If necessary, please backup.
Item Description
Directory/File files and directories name
created_date creation date of files and directories
valid_date valid date (The date of the 40th day from the creation date. After this date, it will be a candidate for deletion.)
remained(days) remaining days until it becomes a candidate for deletion

Note

Files and directories changes (create, delete, rename) will be reflected in the show_scratch command after midnight the day after the change. The information before the change is displayed until it is reflected.

[Advanced Option] Data on MDT(DoM)

The Data on MDT (DoM) function is available in the global scratch area. By enabling the DoM function, performance improvement can be expected for small-file access. Note that the DoM and Stripe features are disabled by default.

Tips

See Data on MDT for an overview of DoM.

How to configure DoM Features

Use the lfs setstripe command to configure DoM features.

$ lfs setstripe [options] <dirname | filename>
Option Description
-E Specify the end offset of each component. -E #k, -E #m, -E #g allows you to set the size in KiB, MiB and GiB. Also, -1 means eof.
-L Set Layout Type. Specifying mdt enables DoM.

Note

You cannot disable DoM for DoM-enabled files. Also, you cannot enable DoM for files with DoM disabled.

Example)Create a new file with DoM enabled
The first 64KiB of the file data is placed on the MDT and rest of file is placed on OST(s) with default striping.

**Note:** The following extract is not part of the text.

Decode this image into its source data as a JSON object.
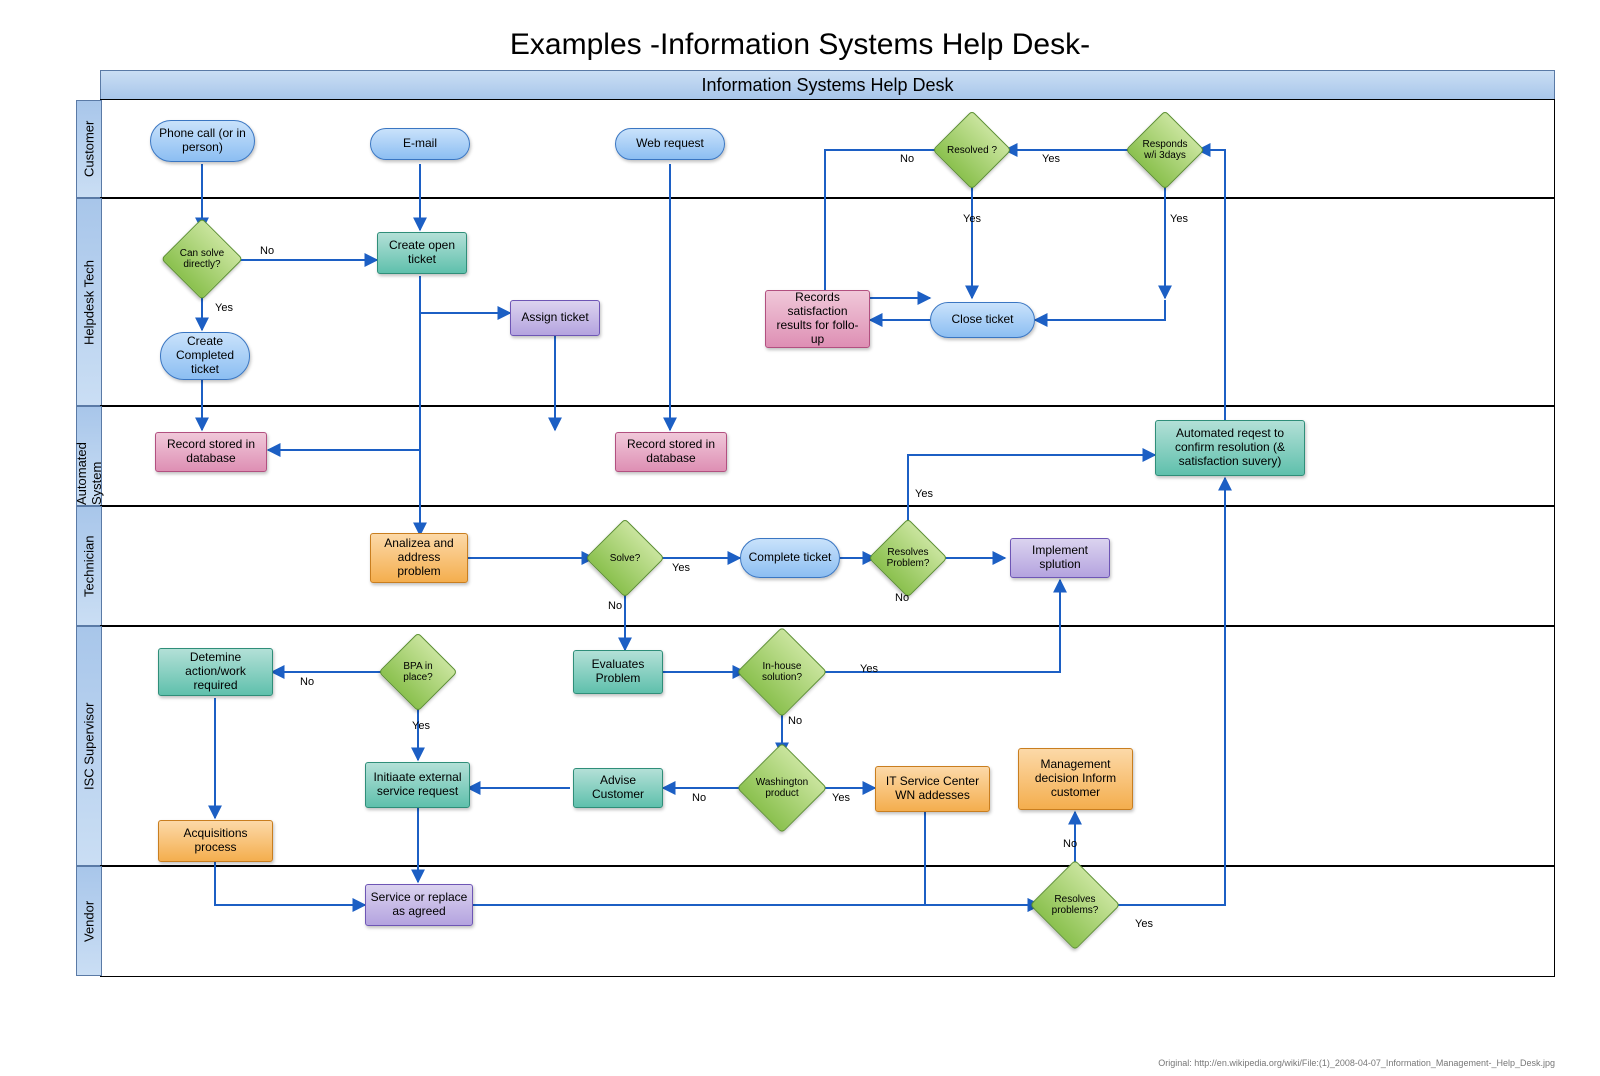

[username@es1 work]$ lfs setstripe -E 64k -L mdt -E -1 dom-file
[username@es1 work]$ ls
dom-file

Example)Configure DoM features for the directory

[username@es1 work]$ mkdir dom-dir
[username@es1 work]$ lfs setstripe -E 64k -L mdt -E -1 dom-dir

Example) Checking if the file is DoM enabled

[username@es1 work]$ lfs getstripe -I1 -L dom-file
mdt

If you see mdt, the DoM feature is enabled. It is not valid for any other display.

Note

In the above example, the data stored in the MDT is limited to 64 KiB. Data exceeding 64 KiB is stored in OST(s).

You can also configure File Striping with the DoM feature.

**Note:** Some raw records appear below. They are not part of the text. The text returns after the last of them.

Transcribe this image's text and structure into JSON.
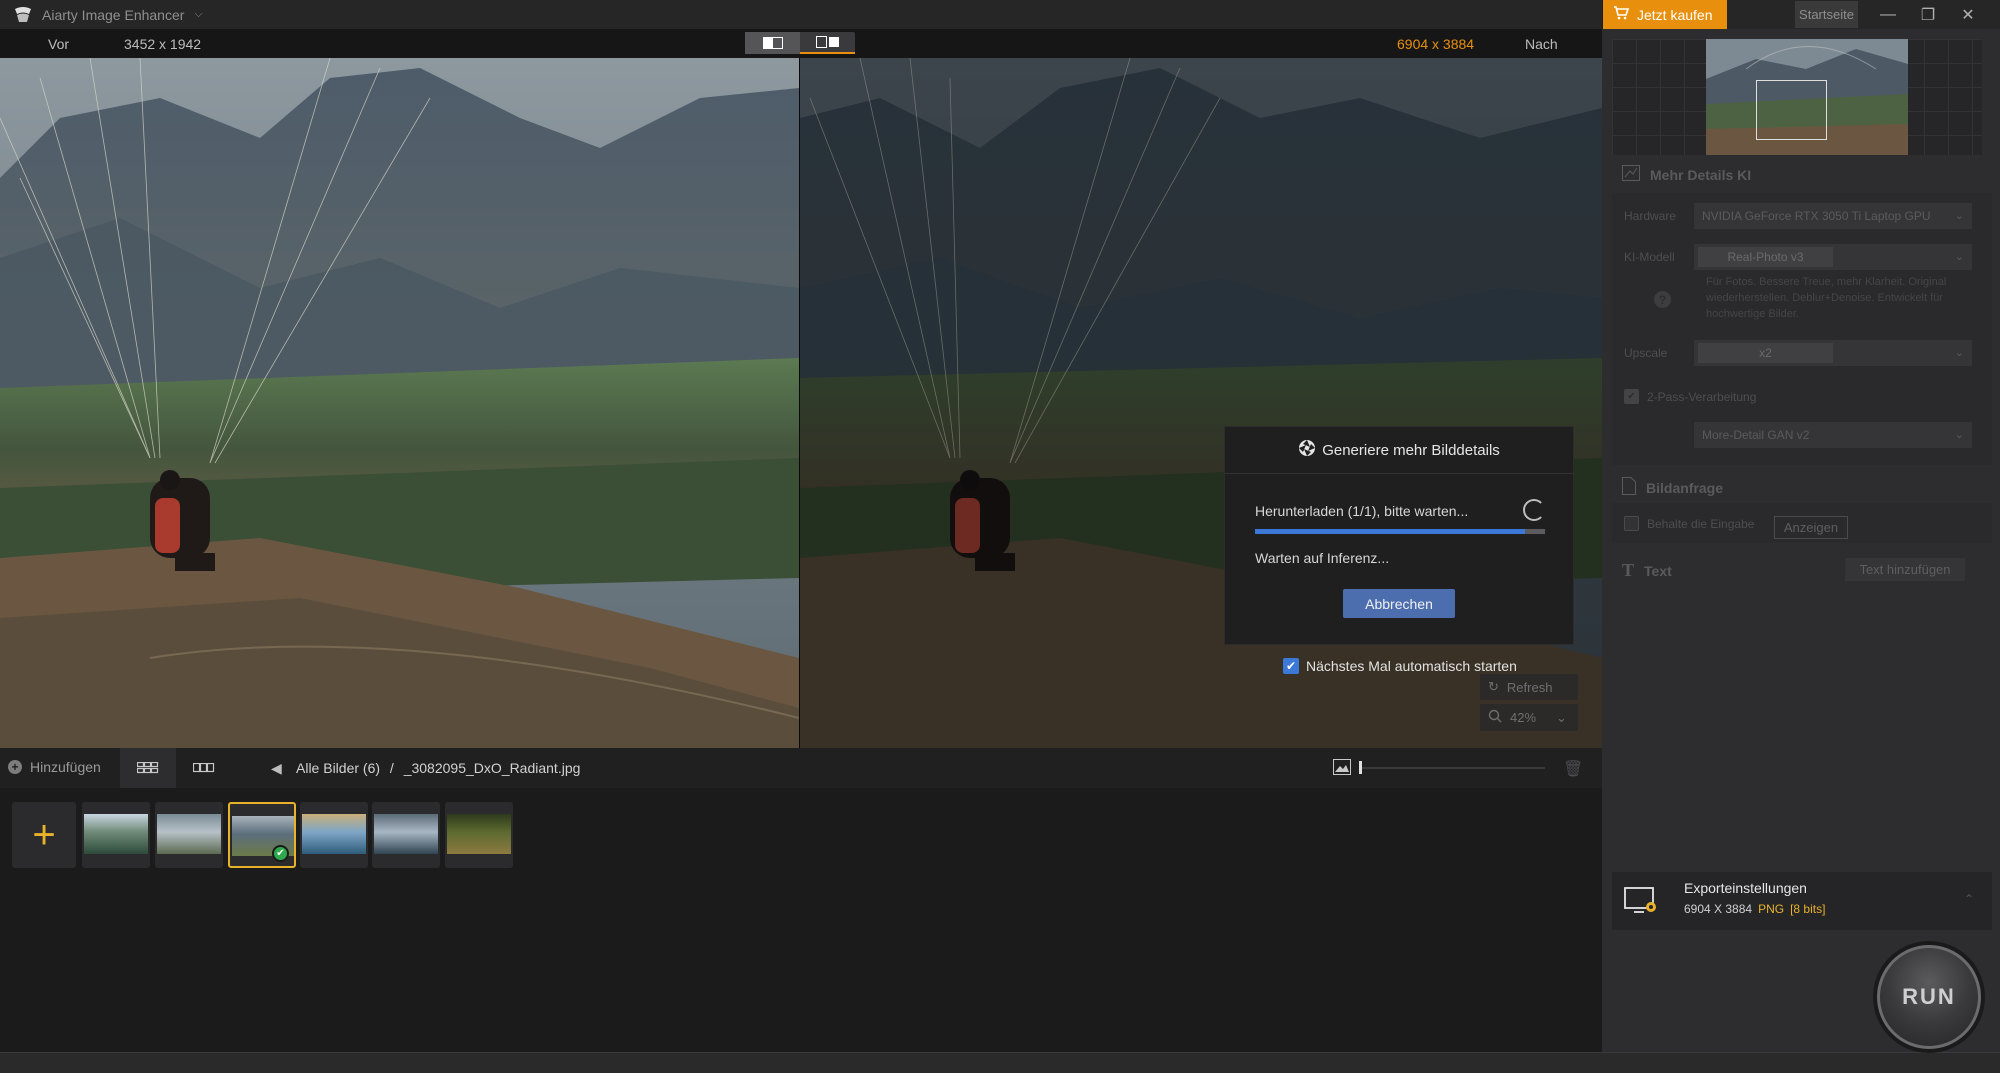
{
  "app": {
    "title": "Aiarty Image Enhancer"
  },
  "header": {
    "buy_label": "Jetzt kaufen",
    "home_label": "Startseite"
  },
  "compare": {
    "before_label": "Vor",
    "before_size": "3452 x 1942",
    "after_size": "6904 x 3884",
    "after_label": "Nach"
  },
  "dialog": {
    "title": "Generiere mehr Bilddetails",
    "status_download": "Herunterladen (1/1), bitte warten...",
    "download_progress": 0.93,
    "status_wait": "Warten auf Inferenz...",
    "cancel_label": "Abbrechen",
    "autostart_label": "Nächstes Mal automatisch starten",
    "autostart_checked": true
  },
  "overlay": {
    "refresh_label": "Refresh",
    "zoom_value": "42%"
  },
  "gallery": {
    "add_label": "Hinzufügen",
    "path_all": "Alle Bilder (6)",
    "path_sep": "/",
    "file_name": "_3082095_DxO_Radiant.jpg",
    "thumbnails": [
      {
        "colors": [
          "#6f8a78",
          "#2d4a3a",
          "#c9d6e0"
        ]
      },
      {
        "colors": [
          "#b7c1c8",
          "#5c6a52",
          "#7b8c95"
        ]
      },
      {
        "colors": [
          "#5c6e7b",
          "#6c7a4a",
          "#a8b3bb"
        ],
        "selected": true
      },
      {
        "colors": [
          "#7fa6c7",
          "#2e5c7a",
          "#c9b07a"
        ]
      },
      {
        "colors": [
          "#a9b7c4",
          "#304452",
          "#5b6b76"
        ]
      },
      {
        "colors": [
          "#5c6a30",
          "#8c7a40",
          "#2e3a1c"
        ]
      }
    ]
  },
  "panel": {
    "section_ai": "Mehr Details KI",
    "hardware_label": "Hardware",
    "hardware_value": "NVIDIA GeForce RTX 3050 Ti Laptop GPU",
    "model_label": "KI-Modell",
    "model_value": "Real-Photo v3",
    "model_hint": "Für Fotos. Bessere Treue, mehr Klarheit. Original wiederherstellen. Deblur+Denoise. Entwickelt für hochwertige Bilder.",
    "upscale_label": "Upscale",
    "upscale_value": "x2",
    "twopass_label": "2-Pass-Verarbeitung",
    "twopass_value": "More-Detail GAN v2",
    "section_prompt": "Bildanfrage",
    "keep_input_label": "Behalte die Eingabe",
    "show_label": "Anzeigen",
    "section_text": "Text",
    "add_text_label": "Text hinzufügen",
    "export_title": "Exporteinstellungen",
    "export_size": "6904 X 3884",
    "export_format": "PNG",
    "export_bits": "[8 bits]",
    "run_label": "RUN"
  },
  "colors": {
    "accent_orange": "#e8900e",
    "accent_yellow": "#e8b22a",
    "progress_blue": "#3c78d8",
    "cancel_button": "#4c6eae"
  }
}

Example) Create a new file with DoM layout and a specific striping pattern for the rest data placed on OST(s).

[username@es1 work]$ lfs setstripe -E 64k -L mdt -E -1 -S 1m -i -1 -c 4 dom-stripe-file
[username@es1 work]$ ls
dom-stripe-file

Example) Enable the DoM feature and set a striping pattern (for OST(s)) of the directory

[username@es1 work]$ mkdir dom-stripe-dir
[username@es1 work]$ lfs setstripe -E 64k -L mdt -E -1 -S 1m -i -1 -c 4 dom-stripe-dir

Local Storage

In ABCI System, a 1.6 TB NVMe SSD x1 is installed into each compute node (V) and a 2.0 TB NVMe SSD x2 are installed into each compute node (A). There are two ways to utilize these storages as follows:

  • Using as a local scratch of a node (Local scratch, Persistent local scratch (Reserved only)).
  • Using as a distributed shared file system, which consists of multiple NVMe storages in multiple compute nodes (BeeOND storage).

Note

The memory-intensive node service ended at 15:00 on October 27, 2023.

Local scratch

Local storage on compute nodes is available as a local scratch without specifying any special options at job submission. Note that the amount of the local storage you can use is determined by "Resource type". For more detail on "Resource type", please refer to Job Execution Resource. The local storage path is different for each job and you can access to local storage by using environment variables SGE_LOCALDIR.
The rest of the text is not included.